Many employers in Costa Rica, in both the private and public sectors, require their workers to obtain college degrees in order to get significant raises, advance in their career path, or get better jobs. For this reason, universities that offer night courses are experiencing even faster rates of growth since they are capitalizing on a higher number of Ticos who want to advance their careers and bring home a higher paycheck.
The demand for more university degrees among Costa Rica’s workforce has resulted in institutions such as the infamous Universidad Empresarial de Costa Rica (UNEM), which has been embroiled in a series of diploma mill scandals involving students that paid money for a degree that they did not earn through studies or academic competence. This is a school that has granted PhD degrees to professionals from the United States and Germany as well.
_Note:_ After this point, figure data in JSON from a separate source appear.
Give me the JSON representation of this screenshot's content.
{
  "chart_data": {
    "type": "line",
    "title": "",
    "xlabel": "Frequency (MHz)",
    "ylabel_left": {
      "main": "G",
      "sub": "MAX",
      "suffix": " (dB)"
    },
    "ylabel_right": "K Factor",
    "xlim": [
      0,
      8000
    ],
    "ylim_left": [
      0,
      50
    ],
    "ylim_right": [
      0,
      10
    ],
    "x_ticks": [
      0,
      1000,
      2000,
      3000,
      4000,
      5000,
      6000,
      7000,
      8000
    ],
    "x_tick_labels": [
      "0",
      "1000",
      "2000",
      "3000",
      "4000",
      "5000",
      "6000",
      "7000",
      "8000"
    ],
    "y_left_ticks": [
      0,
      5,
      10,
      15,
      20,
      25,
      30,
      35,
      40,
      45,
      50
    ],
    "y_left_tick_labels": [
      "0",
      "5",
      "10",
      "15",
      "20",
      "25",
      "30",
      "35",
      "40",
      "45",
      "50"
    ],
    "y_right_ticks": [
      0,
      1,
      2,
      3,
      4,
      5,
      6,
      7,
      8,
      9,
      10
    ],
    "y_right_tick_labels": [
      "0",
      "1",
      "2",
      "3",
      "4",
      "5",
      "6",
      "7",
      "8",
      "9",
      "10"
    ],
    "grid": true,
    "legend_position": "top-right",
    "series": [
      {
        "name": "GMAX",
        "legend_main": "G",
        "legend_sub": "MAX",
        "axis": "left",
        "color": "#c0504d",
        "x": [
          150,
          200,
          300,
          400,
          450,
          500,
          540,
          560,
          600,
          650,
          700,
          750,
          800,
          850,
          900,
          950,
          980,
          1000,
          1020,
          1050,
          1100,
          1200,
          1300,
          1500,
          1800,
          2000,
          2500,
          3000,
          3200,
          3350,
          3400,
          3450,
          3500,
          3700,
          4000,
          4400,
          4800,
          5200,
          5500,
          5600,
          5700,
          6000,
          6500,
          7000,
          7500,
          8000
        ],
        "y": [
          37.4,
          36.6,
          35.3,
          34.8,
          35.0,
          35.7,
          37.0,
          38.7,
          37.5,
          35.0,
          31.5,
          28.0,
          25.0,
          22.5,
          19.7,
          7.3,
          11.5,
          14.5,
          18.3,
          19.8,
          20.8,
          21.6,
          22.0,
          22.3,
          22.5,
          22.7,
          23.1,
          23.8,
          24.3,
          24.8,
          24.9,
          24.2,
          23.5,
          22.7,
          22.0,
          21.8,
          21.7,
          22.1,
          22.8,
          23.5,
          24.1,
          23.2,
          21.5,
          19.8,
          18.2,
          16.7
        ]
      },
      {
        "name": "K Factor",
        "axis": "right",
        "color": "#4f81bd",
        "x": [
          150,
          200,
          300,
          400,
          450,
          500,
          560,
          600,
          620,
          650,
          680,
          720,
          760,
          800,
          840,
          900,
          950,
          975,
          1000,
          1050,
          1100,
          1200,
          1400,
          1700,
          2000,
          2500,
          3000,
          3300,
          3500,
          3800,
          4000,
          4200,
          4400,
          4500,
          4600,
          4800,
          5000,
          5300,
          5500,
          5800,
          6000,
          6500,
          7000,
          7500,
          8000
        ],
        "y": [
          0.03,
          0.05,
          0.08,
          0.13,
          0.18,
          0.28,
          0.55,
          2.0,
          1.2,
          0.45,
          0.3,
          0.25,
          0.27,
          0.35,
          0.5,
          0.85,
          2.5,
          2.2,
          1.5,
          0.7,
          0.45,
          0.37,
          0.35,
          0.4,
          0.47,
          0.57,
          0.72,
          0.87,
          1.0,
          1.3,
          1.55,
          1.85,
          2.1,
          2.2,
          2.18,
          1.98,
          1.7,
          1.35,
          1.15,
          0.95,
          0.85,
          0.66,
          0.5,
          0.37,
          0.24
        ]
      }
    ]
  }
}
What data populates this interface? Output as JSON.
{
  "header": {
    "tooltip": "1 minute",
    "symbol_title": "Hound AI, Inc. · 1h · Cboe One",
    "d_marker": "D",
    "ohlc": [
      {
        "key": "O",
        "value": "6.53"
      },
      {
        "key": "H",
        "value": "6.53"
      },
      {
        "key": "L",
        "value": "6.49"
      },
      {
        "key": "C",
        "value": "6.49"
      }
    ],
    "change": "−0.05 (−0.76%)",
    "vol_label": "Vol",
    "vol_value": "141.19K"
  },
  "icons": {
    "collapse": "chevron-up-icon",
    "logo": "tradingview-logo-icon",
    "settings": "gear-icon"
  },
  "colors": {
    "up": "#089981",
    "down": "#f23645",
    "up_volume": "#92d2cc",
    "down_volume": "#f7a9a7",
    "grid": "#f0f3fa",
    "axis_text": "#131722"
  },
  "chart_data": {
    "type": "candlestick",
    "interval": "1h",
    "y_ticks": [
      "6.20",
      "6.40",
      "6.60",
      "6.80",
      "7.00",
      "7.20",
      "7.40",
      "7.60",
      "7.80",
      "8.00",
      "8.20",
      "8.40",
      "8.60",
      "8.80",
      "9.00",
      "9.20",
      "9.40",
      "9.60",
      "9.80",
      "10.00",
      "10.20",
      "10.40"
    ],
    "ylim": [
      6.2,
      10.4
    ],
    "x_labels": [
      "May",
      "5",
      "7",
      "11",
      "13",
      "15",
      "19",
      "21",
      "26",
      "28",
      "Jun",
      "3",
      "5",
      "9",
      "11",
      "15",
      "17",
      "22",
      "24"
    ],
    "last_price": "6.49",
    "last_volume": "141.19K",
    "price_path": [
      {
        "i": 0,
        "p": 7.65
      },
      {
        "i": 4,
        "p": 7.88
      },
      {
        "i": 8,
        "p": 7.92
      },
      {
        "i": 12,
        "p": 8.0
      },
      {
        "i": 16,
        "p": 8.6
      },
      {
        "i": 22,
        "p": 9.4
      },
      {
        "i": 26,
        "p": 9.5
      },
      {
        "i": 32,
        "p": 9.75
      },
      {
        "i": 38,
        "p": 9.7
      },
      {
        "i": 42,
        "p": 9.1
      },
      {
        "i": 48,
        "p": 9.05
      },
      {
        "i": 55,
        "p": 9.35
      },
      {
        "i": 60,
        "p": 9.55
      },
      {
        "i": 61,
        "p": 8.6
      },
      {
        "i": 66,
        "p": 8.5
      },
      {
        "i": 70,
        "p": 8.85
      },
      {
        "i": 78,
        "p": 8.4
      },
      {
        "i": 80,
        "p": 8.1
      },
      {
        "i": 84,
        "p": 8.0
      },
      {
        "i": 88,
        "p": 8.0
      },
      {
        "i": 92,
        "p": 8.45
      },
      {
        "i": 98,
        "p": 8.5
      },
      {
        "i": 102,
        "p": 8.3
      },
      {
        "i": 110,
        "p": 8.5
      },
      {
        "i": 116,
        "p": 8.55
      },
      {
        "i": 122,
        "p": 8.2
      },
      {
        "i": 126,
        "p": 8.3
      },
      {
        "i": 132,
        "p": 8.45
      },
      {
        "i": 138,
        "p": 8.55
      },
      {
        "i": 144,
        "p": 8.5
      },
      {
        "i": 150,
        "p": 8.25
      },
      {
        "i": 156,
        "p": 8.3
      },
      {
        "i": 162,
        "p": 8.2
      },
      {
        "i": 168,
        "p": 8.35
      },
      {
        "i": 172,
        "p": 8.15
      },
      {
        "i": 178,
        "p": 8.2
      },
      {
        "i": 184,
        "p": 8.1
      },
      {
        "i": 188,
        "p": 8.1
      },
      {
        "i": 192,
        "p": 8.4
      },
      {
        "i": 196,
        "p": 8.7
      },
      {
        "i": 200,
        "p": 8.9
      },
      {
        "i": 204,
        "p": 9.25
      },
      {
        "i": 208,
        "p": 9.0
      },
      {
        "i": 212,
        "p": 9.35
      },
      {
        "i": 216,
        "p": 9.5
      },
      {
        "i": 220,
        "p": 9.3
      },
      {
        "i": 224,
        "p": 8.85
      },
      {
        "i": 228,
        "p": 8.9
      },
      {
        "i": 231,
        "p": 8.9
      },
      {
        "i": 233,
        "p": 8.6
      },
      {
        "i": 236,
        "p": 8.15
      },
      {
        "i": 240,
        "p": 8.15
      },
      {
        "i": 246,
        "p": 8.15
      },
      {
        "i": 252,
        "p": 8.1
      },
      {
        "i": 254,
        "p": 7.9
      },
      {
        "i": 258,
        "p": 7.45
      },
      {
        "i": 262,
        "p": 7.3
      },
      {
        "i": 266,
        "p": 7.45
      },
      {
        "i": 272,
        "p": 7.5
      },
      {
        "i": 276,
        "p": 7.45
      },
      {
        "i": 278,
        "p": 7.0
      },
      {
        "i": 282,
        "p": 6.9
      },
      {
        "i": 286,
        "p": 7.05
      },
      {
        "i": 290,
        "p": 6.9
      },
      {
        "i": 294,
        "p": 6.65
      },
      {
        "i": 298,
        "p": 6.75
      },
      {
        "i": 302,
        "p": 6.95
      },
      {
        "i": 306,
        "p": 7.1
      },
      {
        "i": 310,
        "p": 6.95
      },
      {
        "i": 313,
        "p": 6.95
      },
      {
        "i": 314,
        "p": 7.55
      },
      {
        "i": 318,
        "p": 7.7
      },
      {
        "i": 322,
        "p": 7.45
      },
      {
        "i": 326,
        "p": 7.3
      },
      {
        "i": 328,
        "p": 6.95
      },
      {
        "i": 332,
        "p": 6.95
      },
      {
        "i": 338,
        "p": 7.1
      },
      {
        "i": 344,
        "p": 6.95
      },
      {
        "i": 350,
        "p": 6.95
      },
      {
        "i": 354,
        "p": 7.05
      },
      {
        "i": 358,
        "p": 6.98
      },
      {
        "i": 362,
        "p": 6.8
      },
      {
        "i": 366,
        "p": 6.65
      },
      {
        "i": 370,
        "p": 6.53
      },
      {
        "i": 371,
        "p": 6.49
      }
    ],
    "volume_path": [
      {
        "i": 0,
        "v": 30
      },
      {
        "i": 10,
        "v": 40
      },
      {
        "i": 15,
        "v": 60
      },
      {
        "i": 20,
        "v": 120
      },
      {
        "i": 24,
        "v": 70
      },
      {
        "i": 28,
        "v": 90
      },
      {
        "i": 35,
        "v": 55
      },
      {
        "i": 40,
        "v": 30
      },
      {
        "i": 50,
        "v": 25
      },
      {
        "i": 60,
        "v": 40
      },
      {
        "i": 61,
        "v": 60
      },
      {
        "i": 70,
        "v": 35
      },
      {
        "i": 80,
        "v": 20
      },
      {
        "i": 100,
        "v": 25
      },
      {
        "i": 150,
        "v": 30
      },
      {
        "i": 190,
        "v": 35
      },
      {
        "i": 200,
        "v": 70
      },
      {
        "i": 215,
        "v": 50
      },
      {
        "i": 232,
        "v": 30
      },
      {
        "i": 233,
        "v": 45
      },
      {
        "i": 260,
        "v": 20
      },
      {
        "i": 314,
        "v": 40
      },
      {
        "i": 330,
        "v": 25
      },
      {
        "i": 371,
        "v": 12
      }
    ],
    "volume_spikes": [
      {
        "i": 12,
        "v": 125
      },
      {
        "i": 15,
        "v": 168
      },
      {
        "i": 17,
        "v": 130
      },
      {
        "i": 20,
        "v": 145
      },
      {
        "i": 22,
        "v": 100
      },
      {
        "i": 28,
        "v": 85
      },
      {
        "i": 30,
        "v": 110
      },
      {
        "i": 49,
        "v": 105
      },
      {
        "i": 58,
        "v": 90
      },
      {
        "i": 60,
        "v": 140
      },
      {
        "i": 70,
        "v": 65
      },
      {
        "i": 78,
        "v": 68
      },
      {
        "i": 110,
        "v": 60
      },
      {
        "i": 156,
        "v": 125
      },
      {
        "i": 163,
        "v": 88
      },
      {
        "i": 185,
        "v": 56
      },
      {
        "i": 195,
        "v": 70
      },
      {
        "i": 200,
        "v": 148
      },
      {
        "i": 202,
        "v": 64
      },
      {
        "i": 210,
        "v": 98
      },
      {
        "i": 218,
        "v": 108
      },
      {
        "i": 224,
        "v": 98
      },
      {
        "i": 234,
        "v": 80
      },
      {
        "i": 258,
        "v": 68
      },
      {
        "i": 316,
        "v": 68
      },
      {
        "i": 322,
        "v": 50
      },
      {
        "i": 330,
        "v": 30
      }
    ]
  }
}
Aside from diploma mills, there are also the garage universities, which are dubious institutions of higher learning. These private universities are not diploma mills, but the quality of their curriculum and academic activities often comes into question. Critics of garage universities claim that they only exist to either indiscriminately collect tuition from students who know that they are far from getting a good education -but they are getting the coveted certificate of completion of studies that their jobs require.
Know-How Vs. Degrees
Technical and trade schools are part of a more promising learning sector that is also experiencing growth. The National Institute of Learning (INA in Spanish) is a public institution that graduates technicians who are ready to work. Their course catalog is extensive, and their focus is on teaching what students need to know to work at offices, free-trade zones, call centers, biomedical device manufacturing centers, tourism firms, banks, farms, laboratories, hospitals, public institutions, research centers, and more.
The focus of INA is on developing enough classroom and hands-on experience for students to easily get a job and advance by their own virtue as valuable workers. This runs counter to the meritocracy system, and it is part of a global revolution in the hiring of human resources. Several employers are now focusing on know-how and potential when they hire workers; case in point: former U.S. spy agency contractor Edward Snowden, who does not have a university degree.
Public and private learning institutes that get to the point and teach students how things are done in the modern workplace are beginning to emerge in Costa Rica (although INA has been serving the public for many decades). In the future, these burgeoning academies may give universities a run for their enrollment statistics since Ticos are warming up to the idea of learning a trade or skill, particularly related to the STEM fields, that will get them hired. Universities are already reacting to this looming competition by adding more hands-on learning. In the end, students will benefit with a more well-rounded education.